Il progetto del porto procede spedito. La prima fase di costruzione dovrebbe concludersi nel 2021: il primo terminal avrà una previsione di flusso annuale di quasi un milione di container, oltre il doppio rispetto all'attuale capacità dei porti dell'intera Georgia. La costruzione del porto è programmata per fasi: una volta terminato, lo scalo gestirà fino a cinque milioni di container l'anno.
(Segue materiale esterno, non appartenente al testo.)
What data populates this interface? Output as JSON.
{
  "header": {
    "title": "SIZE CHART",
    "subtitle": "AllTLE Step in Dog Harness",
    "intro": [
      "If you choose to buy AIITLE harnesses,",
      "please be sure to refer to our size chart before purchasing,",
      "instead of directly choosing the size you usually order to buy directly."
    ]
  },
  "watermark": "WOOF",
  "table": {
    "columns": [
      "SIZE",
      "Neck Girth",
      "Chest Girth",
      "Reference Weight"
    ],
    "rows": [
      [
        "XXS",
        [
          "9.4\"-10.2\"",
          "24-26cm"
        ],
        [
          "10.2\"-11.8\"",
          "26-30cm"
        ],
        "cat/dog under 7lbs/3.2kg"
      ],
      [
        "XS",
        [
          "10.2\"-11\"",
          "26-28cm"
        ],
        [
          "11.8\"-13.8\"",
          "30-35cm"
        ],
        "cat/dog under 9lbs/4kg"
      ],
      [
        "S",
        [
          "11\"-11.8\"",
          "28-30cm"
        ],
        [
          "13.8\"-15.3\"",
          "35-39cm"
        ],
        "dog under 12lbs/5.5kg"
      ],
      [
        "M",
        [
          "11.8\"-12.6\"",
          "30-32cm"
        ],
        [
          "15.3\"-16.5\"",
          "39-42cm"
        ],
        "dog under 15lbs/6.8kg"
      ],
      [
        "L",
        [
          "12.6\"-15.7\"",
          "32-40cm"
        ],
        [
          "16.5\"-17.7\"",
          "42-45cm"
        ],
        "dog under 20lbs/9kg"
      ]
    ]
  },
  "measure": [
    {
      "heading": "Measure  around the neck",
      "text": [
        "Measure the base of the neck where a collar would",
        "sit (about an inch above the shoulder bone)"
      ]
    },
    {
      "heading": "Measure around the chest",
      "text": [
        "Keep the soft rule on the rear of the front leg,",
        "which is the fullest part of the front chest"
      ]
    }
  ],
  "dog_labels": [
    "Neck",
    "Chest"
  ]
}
E si pone l'obiettivo ambizioso di valorizzare e rendere più attraente il corridoio intermedio che collega Cina ed Europa in una delle Vie della Seta, passando sotto la Russia (e quindi avendo anche un valore strategico e politico non indifferente).
Per questo motivo il nuovo porto vede convergere interessi finanziari diversi. I fondi arrivano da investitori europei, americani, oltre alla Cina stessa, senza dimenticare un contributo promesso dall'Unione Europea. Questo perché già da tempo la comunità internazionale ha posto l'attenzione verso la rotta della Georgia. Per esempio, la Turchia ha finanziato un'autostrada e una ferrovia che collegano Baku, capitale dell'Azerbaijan, a Istanbul, passando anche dalla Georgia.